A good artist should be isolated. If he isn’t isolated, something is wrong.”

(Orson Wells)

Untitled

Nel territorio di Torrone della Colombara, nel vercellese, si coltiva il riso fin dal XV secolo. Ancora oggi, nei periodi in cui i campi sono in sommersione, la Tenuta, proprietà della famiglia Rondolino dal 1935, assume l’aspetto di una vera e propria isola circondata dalle acque e collegata alla strada provinciale solo da una sottile lingua di terra. Questo luogo, che ora ospita una moderna riseria, in cui convivono antiche tecniche di produzione e avanzate tecnologie, fu un tempo popolato dalle famiglie che vi lavoravano. Con le sue abitazioni, i suoi laboratori, la sua scuola e i dormitori per le mondine, la Colombara doveva essere senz’altro meno silente e metafisica di quanto appaia oggi in certe assolate ore meridiane. A ben vedere, nonostante il periodico andirivieni di visitatori, la Colombara sembra un posto adatto a favorire il lavoro e la concentrazione. Arrivandoci in automobile in una tarda mattina d’estate, ho avuto l’impressione che la sua immensa corte quadrata somigliasse a una piazza d’armi deserta, con il corpo centrale occupato dalle camerate e i bracci laterali con le scuderie e la fureria. Invece, è un luogo di pace assoluta, un’isola di quiete operosa, che obbedisce a un ritmo di vita distante anni luce da quello assai più nevrotico e mondano delle città. Ma un’isola, si sa, non è solo un luogo fisico, geografico, caratterizzato da una particolare morfologia, ma anche e soprattutto un topos, una metafora. Da Omero a Thomas Moore, da Daniel Defoe ad Alexandre Dumas, da Robert Louis Stevenson fino a William Golding, la letteratura ha interpretato l’isola, di volta in volta, come un luogo di fuga e di libertà, di detenzione ed esilio, oppure come un paradiso naturale o un laboratorio utopico, in cui è possibile sperimentare nuovi modelli di società. In ogni caso, essa è stata sempre percepita come una singolarità rispetto a ciò che la circonda, una sorta di anomalia, che però conserva con le terre continentali un legame d’intermittenza e discontinuità. In pratica, il carattere precipuo di ogni isola è il suo stato di intrinseca difformità. E in questo la Colombara non fa eccezione. Perché un’isola è, sopra ogni cosa, immagine sintomatica di uno status mentale, di una condizione interiore.

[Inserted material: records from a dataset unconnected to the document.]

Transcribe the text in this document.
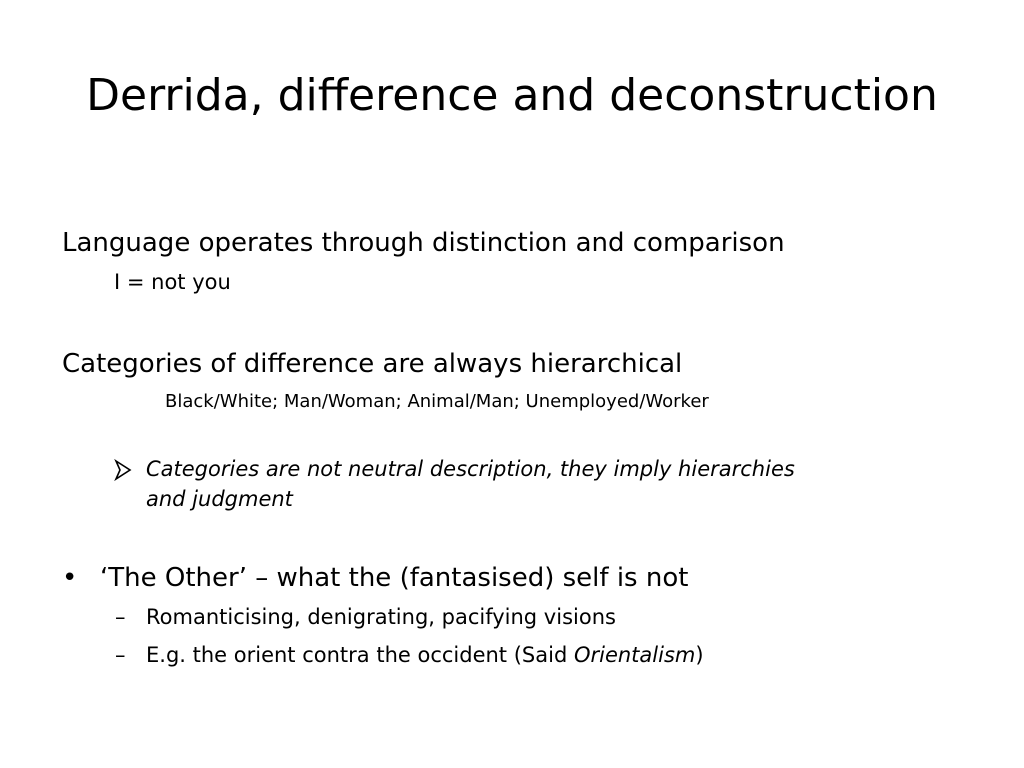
Derrida, difference and deconstruction
Language operates through distinction and comparison
I = not you
Categories of difference are always hierarchical
Black/White; Man/Woman; Animal/Man; Unemployed/Worker
Categories are not neutral description, they imply hierarchies
and judgment
• ‘The Other’ – what the (fantasised) self is not
– Romanticising, denigrating, pacifying visions
– E.g. the orient contra the occident (Said Orientalism)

La possibilità di un’isola – titolo pretestuosamente sottratto a un celebre romanzo di Michel Houellebecq – è un progetto voluto da Claudia Haberkern, artista che da venticinque anni vive all’interno della Colombara, per valorizzare e aprire al pubblico gli spazi della tenuta e, al contempo, creare un confronto e un dialogo con gli artisti Kudo Masahide e Brigitta Rossetti.

Figura traslata della solitudine e del distacco, l’isola è un tropo letterario che rimanda necessariamente anche alla condizione creativa, che necessita, appunto, di un ambiente (fisico e mentale) raccolto. La possibilità di un’isola è, dunque, allusione a uno stato necessario d’immersione (e introversione) che consente all’artista di uscire, almeno momentaneamente, dal flusso dei pensieri e delle attività ordinarie.

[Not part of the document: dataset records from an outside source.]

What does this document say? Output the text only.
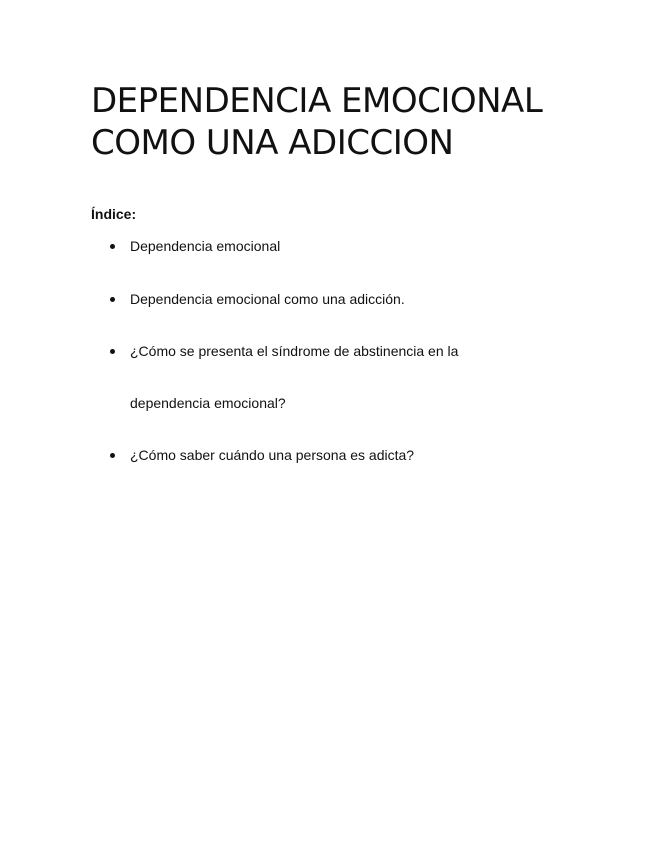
DEPENDENCIA EMOCIONAL
COMO UNA ADICCION

Índice:

Dependencia emocional
Dependencia emocional como una adicción.
¿Cómo se presenta el síndrome de abstinencia en la
dependencia emocional?
¿Cómo saber cuándo una persona es adicta?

La stanza di Claudia Haberkern

La stanza di Claudia Haberkern

Da questa necessità nasce il lavoro di Claudia Haberkern, le cui sculture sono il riflesso di una ricerca della “verità”, scaturita da un’esperienza intima e diretta dei suoi soggetti, sovente connessi al mondo delle forme organiche e naturali. Il suo percorso artistico inizia negli anni Ottanta, nell’ambito delle sperimentazioni attoriali del Living Theater, dove il training proposto agli allievi è basato sulla ricerca e appropriazione di quei sentimenti e quelle sensazioni che rendono più credibile l’interpretazione dei personaggi. Forse proprio questa palestra attoriale, fondata sull’immedesimazione, finisce per influenzare l’approccio artistico di Claudia Haberkern. Nel periodo passato con il Living Theater, infatti, l’artista comprende come il corpo sia, in effetti, un serbatoio di memorie primordiali, un collettore di conoscenze che nulla hanno a che fare con i processi cognitivi intellettuali. “Probabilmente, il fatto che alcune mie sculture appaiano come traduzioni di movimenti corporei”, afferma lei, “è il risultato dell’allenamento fisico di quel periodo”. Ancor prima di visualizzare le proprie opere, l’artista sperimenta una sorta d’identificazione fisica con le forme e i materiali che poi modellerà attraverso un iter lungo e complesso. Claudia Haberkern raramente esegue un disegno preparatorio.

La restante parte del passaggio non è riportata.